Slow text mining PDF processing

Nazareno · March 23, 2020, 11:23am

Hello all,
I have a text mining workflow to process pdf files. I am using the dictionary tagger because I woud like to find specific words in reports.
However, when I upload a pdf file, e.g. a scientific paper of 12 pages, my KNIME get stuck or, the workflow is extremely slow.
Do you know why?

Thanks all!
Cheers,
Nazareno.

AlexanderFillbrunn · March 23, 2020, 11:30am

Hi,
is there a specific node that slows down or is it the whole workflow? Can you share the workflow and an example file with us so we can analyze the runtime better?
Kind regards
Alexander

Nazareno · March 23, 2020, 1:00pm

Hi Alexander,
Thanks for the answer.
The “number filter” node is quite slow and then in the “Punctuation Erasure” node the workflow get stuck.

workflow: Dictionary tagger.knwf (28.5 KB)
Paper: https://reader.elsevier.com/reader/sd/pii/S0160412017322328?token=53A0814768C9C1D62B75AC40AEFD05039DEB3419931BC9967CFD66757576E2C47224CC0E6F27A0167E09A3E1717CF726

AlexanderFillbrunn · March 23, 2020, 2:07pm

Hi,
can you also share the file “OHEJPGlossary.xlsx” so I can execute the workflow myself?
Kind regards
Alexander

Nazareno · March 24, 2020, 10:36am

Hi Alexander,
for several reasons I can not share the original file. Anyway, here you can have a file as example.
Best regards,
Nazareno.

OHEJPGlossary2.xlsx (9.0 KB)

AlexanderFillbrunn · March 24, 2020, 11:06am

Hi,
I think the problem is that you have the Bag Of Words Creator before all the preprocessing. It should come at the end of that because otherwise you will apply the preprocessing to each document reference stored in the rows for the individual terms. If you have a look at your data, you will see that the Bag of Words Creator creates one row for each term, but also keeps a reference to the original document in another column. The preprocessing nodes do not know that it is always the same document and just do their work on each row.
Another thing that is strange in your workflow is that you use Strings to Document, then Column Filter where you filter out the document and then String to Document again. I think that is a bit redundant.
Kind regards,
Alexander

Nazareno · March 24, 2020, 1:13pm

Hi,
I thought that the Bag Of Words Creator has to be always at the beginning. However, I moved the Bag Of Words Creator, Tag Filter and TF at the end of the workflow but, althought it does not get stuck, it is still very slow.
Kind regards,
Nazareno.

ScottF · March 24, 2020, 2:20pm

Hi @Nazareno -

Have you tried increasing the memory allocated to KNIME, as described below? For example, on my laptop with 16GB of memory, I set my Java Heap Space to 12 GB.

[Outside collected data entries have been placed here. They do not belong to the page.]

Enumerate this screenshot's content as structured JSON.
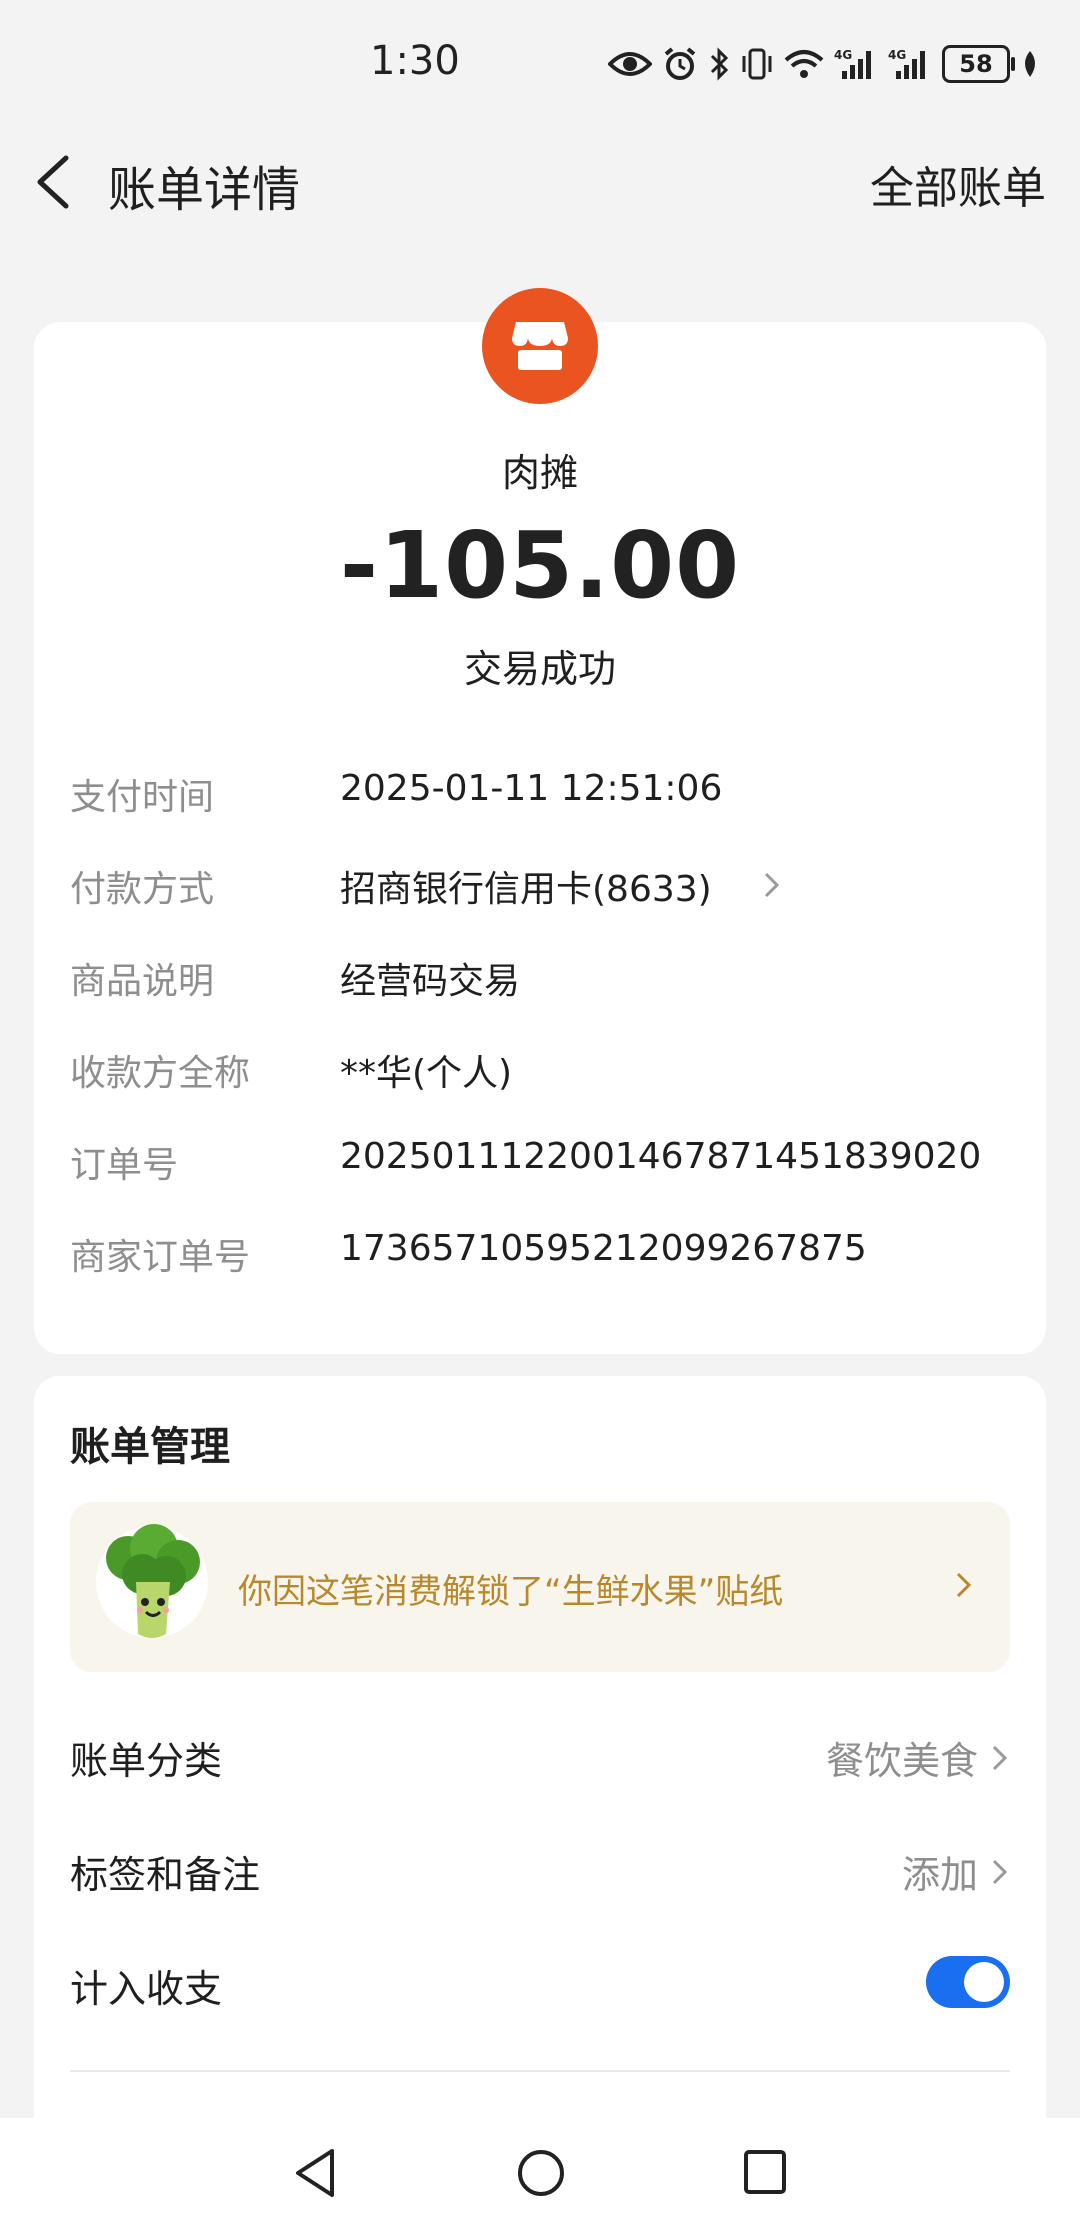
{
  "status_bar": {
    "time": "1:30",
    "battery": "58"
  },
  "header": {
    "title": "账单详情",
    "all_bills_label": "全部账单"
  },
  "transaction": {
    "merchant_name": "肉摊",
    "amount": "-105.00",
    "status": "交易成功",
    "logo_color": "#ea5420",
    "details": [
      {
        "label": "支付时间",
        "value": "2025-01-11 12:51:06"
      },
      {
        "label": "付款方式",
        "value": "招商银行信用卡(8633)"
      },
      {
        "label": "商品说明",
        "value": "经营码交易"
      },
      {
        "label": "收款方全称",
        "value": "**华(个人)"
      },
      {
        "label": "订单号",
        "value": "2025011122001467871451839020"
      },
      {
        "label": "商家订单号",
        "value": "1736571059521209926787​5"
      }
    ]
  },
  "bill_management": {
    "title": "账单管理",
    "sticker_banner": "你因这笔消费解锁了“生鲜水果”贴纸",
    "category": {
      "label": "账单分类",
      "value": "餐饮美食"
    },
    "tags": {
      "label": "标签和备注",
      "value": "添加"
    },
    "include_in_stats": {
      "label": "计入收支",
      "enabled": true
    },
    "accent_color": "#1a6ef0"
  }
}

https://www.knime.com/faq#q4_2

This is generally a good thing to do, but it’s especially important for text processing workflows, which tend to be resource intensive.

Nazareno · March 24, 2020, 2:43pm

Hi Scott,
last week we also tried that and we set the memory to 8GB but did not changed much. Unfortunately our PC are not 16GB.
Do you think this might be the cause?
Cheers,
Nazareno.

ScottF · March 24, 2020, 7:17pm

Try this. I edited your workflow a bit (based on what Alexander already mentioned - removed extra Strings to Document and filtering nodes, moved Bag of Words to the end) and added a Timer node.

I ran this on my desktop, and it executed in just a couple of seconds. Granted, I’m only parsing the single document you linked to.

Is this any faster for you?

Dictionary_tagger_SF_Edit.knwf (35.0 KB)

Nazareno · March 25, 2020, 9:01am

Good morning Scott,
it is fast now!! I thought the order of the nodes was important but it seems not…
Thank you!
Cheers,
Nazareno.

system · June 2, 2023, 9:42pm

This topic was automatically closed 90 days after the last reply. New replies are no longer allowed.